Das Kraftwerk ist ausverkauft, aber die Menschendichte ist vor allem eines: angenehm. Man kann sich in der Halle frei bewegen, ohne sich durchs Publikum drängeln zu müssen. Das ist aber ohnehin ruhig und wenig in Bewegung, denn ab Sekunde eins sind die Menschen auf das fixiert, was sich über ihnen am Dach des Kraftwerks abspielt: Die Licht-Choreographie von Vektor, das Laser-Ballett, die Spannung, die Bewegung der Linien, die in melancholisch-düsterem Blau, stechendem Rot oder flirrendem Lila-Türkis den Raum in unzählige Fragmente zerteilen.
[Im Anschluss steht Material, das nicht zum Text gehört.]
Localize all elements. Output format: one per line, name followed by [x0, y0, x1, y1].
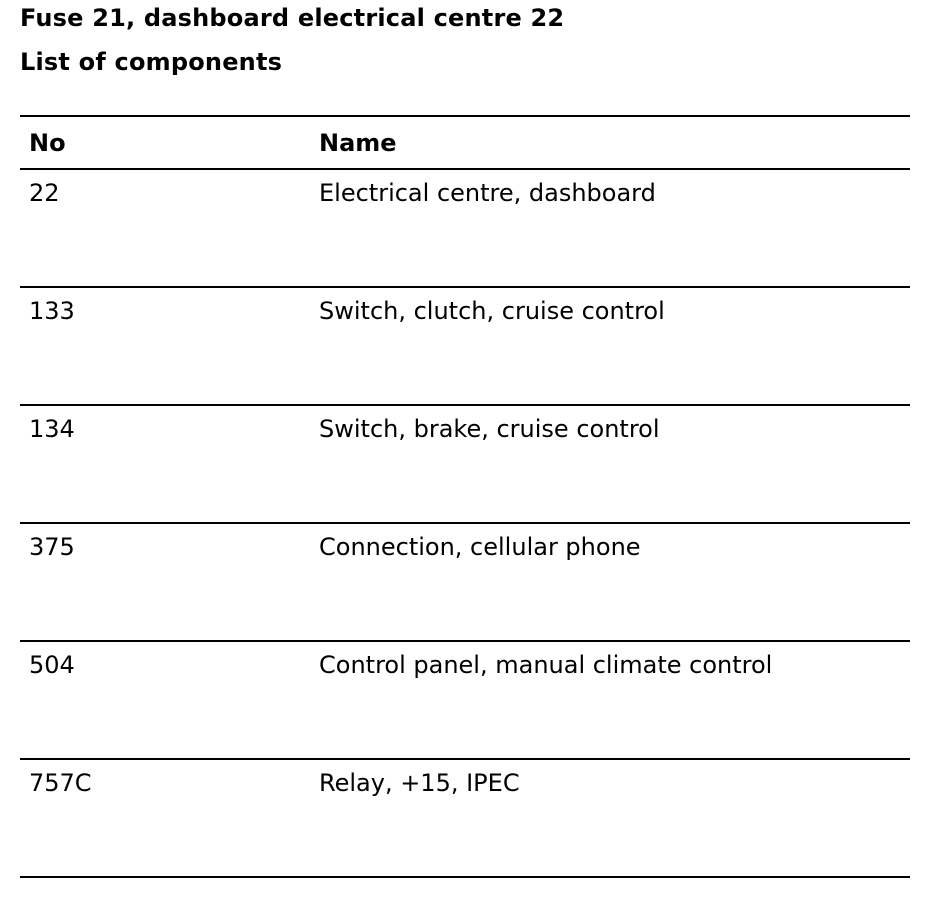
component-name: Control panel, manual climate control: [319, 651, 773, 679]
component-number: 375: [29, 533, 75, 561]
component-name: Switch, brake, cruise control: [319, 415, 660, 443]
page-title: Fuse 21, dashboard electrical centre 22: [20, 4, 565, 32]
component-number: 133: [29, 297, 75, 325]
component-name: Relay, +15, IPEC: [319, 769, 520, 797]
column-header-name: Name: [319, 129, 397, 157]
table-bottom-rule: [20, 876, 910, 878]
component-number: 134: [29, 415, 75, 443]
component-name: Electrical centre, dashboard: [319, 179, 656, 207]
table-row: [20, 406, 910, 522]
component-name: Switch, clutch, cruise control: [319, 297, 665, 325]
page-subtitle: List of components: [20, 48, 283, 76]
column-header-no: No: [29, 129, 66, 157]
component-number: 22: [29, 179, 60, 207]
table-row: [20, 760, 910, 876]
table-row: [20, 170, 910, 286]
component-number: 504: [29, 651, 75, 679]
table-header-row: [20, 117, 910, 168]
table-row: [20, 642, 910, 758]
component-number: 757C: [29, 769, 92, 797]
table-row: [20, 288, 910, 404]
component-name: Connection, cellular phone: [319, 533, 641, 561]
table-row: [20, 524, 910, 640]
components-table: [20, 115, 910, 878]
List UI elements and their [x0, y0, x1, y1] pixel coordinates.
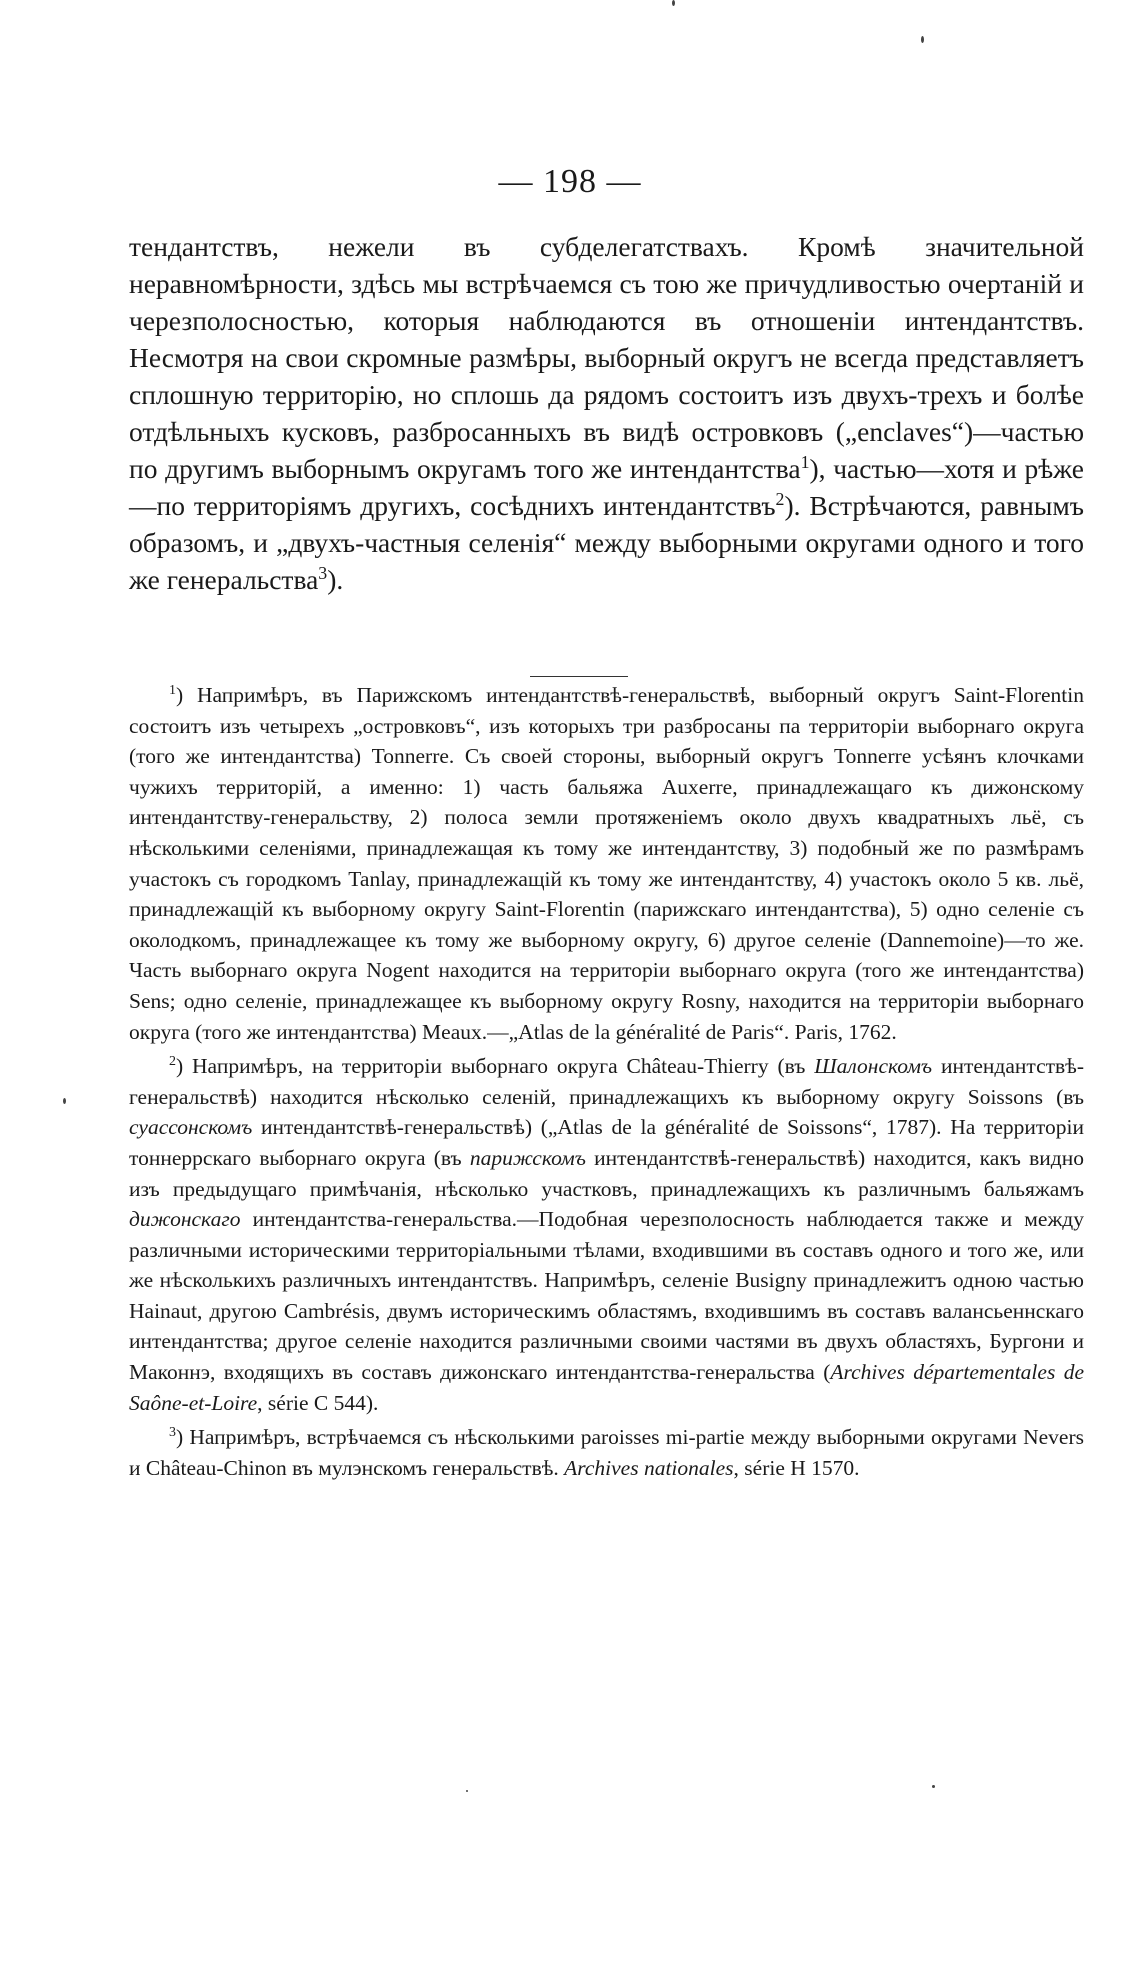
- footnote-italic: парижскомъ: [469, 1145, 586, 1170]
- footnote-2: [129, 1051, 1084, 1418]
- footnote-mark: 2: [169, 1053, 176, 1069]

Ein Meer von Laserstrahlen und Licht
Es sind zehn drohnenartige Konstruktionen, die jeweils fünf Laser tragen und in gleichmäßigem Abstand zueinander an schwarzen Seilen von der Decke hängen. Manchmal kommen die Laser-Knäuel gefühlt so nah, dass man denkt, man könne sie anstoßen, nur um dann wieder weit weg im Gebälk zu verschwinden und perfekt zur Musik zu tanzen, zu strahlen, zu scheinen, zu bündeln und den Blick zu lenken. Aber „nur“ das, also die Lichtinstallation mit passendem Sound, konnte man in den vergangenen zwei Monaten schon im Kraftwerk anschauen. Die absolut intensivste Erfahrung ist die Live-Licht-Performance mit ausgewählten Live-Musiker:innen. An diesem Abend sind das Jan Urbiks am Schlagzeug, Maarten Vos am Cello und VōX als Gestalt mit hauchendem Gesang. In schönstem Licht und räumlich mittig positioniert, spielt die Künstler:in unmittelbar ans Publikum gewandt.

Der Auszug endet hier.